The Hands Know More Than the Words: Why Embodied Meaning Is Where AI Stalls at the Therapy Door
- Tversky argues that much human thinking is not in words at all: gesture, sketches, maps, graphs and diagrams represent thought more directly than language, and a string of related gestures can carry a whole system of ideas.
- She claims that making or seeing a gesture or a drawing does not merely express an already-finished thought but changes thought, in the person who produces it and in the person who watches.
- She holds that these meanings are frequently internal, invisible, unique to the moment and not easily broken into parts, with shared and private meaning emerging and shifting in real time during an exchange.
- From these premises she concludes that exactly these features of human cognition present a structural challenge to current multi-modal AI, which is trained to map across already-encoded text, image and sound.
This is a "Focus Article" in a bioethics symposium on artificial intelligence – an argument, not an experiment. It matters to our field because the thing Tversky describes is the raw material of a session: a hand that opens and stops halfway, a body that leans back as the words say "I'm fine," a shape drawn in the air to stand for a relationship the patient cannot yet name.

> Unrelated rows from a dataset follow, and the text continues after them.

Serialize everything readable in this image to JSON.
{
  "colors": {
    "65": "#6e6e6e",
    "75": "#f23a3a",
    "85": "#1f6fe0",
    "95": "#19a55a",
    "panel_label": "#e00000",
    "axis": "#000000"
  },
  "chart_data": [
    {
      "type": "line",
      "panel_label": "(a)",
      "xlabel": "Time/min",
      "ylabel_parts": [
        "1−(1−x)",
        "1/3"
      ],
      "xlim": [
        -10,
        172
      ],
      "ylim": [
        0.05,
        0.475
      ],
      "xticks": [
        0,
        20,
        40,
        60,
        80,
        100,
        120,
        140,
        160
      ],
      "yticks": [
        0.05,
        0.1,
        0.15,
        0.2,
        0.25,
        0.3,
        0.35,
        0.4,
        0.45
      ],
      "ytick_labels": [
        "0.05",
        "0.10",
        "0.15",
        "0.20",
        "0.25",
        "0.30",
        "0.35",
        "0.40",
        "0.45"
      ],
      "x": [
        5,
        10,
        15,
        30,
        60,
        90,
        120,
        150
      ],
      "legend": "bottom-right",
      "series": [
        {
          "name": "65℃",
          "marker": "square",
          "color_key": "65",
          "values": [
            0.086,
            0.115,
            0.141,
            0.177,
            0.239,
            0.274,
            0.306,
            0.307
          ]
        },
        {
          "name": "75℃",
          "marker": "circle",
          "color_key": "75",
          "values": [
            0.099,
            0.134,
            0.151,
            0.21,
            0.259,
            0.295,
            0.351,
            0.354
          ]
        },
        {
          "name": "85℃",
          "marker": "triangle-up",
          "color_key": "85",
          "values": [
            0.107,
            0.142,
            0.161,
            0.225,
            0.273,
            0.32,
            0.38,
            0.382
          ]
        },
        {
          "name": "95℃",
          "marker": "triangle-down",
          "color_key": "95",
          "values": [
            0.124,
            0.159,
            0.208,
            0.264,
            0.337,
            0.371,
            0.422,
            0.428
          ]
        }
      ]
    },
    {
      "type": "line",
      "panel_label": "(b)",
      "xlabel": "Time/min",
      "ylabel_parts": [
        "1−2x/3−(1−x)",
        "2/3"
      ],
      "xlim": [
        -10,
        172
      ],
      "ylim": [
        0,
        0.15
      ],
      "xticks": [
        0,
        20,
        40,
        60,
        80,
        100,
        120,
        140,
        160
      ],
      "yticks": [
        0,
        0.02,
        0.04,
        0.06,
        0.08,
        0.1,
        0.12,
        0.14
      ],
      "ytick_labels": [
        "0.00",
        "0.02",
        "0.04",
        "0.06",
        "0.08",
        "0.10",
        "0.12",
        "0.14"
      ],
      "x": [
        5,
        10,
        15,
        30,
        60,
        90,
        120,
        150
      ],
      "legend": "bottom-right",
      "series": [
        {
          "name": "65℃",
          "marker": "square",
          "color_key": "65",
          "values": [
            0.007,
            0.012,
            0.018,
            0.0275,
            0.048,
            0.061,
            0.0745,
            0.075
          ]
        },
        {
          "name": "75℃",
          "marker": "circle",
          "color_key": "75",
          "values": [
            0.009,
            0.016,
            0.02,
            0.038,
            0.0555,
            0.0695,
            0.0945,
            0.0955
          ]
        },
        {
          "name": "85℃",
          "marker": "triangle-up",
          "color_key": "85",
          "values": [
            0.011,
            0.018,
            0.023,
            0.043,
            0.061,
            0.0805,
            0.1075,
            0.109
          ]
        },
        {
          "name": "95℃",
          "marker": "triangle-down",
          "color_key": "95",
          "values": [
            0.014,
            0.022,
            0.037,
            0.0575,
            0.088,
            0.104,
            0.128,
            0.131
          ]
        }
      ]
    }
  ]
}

What the argument actually claims
Tversky's case is that language is a late, lossy translation of thinking that mostly happens in space and movement. We point, we shape, we arrange ideas with our hands before we have sentences for them. The drawing on the napkin is not a record of the idea; it is part of how the idea forms. And the meaning of all this is not fixed in a dictionary – it is built between two people in the moment and changes as they go.
The bridge to AI is the load-bearing claim, and it is worth stating carefully. Multi-modal systems are powerful precisely because they operate on encoded modalities: tokens, pixels, waveforms. Tversky's point is that the meaning a clinician reads off a half-gesture is none of these. It is unique, transient, co-constructed, and resists being decomposed into the features a model is trained to recognise. That is an argument about a limit, not a measurement of one.
For your practice
Hold this next to the products now being sold into mental health. Most "AI therapy" runs on transcript: it sees the words, sometimes the audio, increasingly the video frame – but it reads them as encoded signal, not as meaning made in a shared moment. Tversky names the gap between those two. The clinical skill that is hardest to script is also the one such systems are structurally worst at: catching the meaning that the body shows and the words deny.
The honest conclusion is sober, not triumphant. This is a single essay, and the absence of embodied reading in a tool is a reason to keep that tool in a narrow lane – intake, psychoeducation, between-session practice – not proof that no future system will close the gap. Use the argument to sharpen your own evaluation question: when a vendor claims a model "understands" a patient, ask what, exactly, it is reading – and what, in the room, it cannot see.
The meaning a clinician catches in a half-finished gesture is exactly the kind that does not survive being turned into tokens.
This is a conceptual focus article, not empirical evidence; it offers a theoretical case about a limit of multi-modal AI rather than a measured demonstration, and its clinical relevance is an extension we draw, not a claim Tversky tests.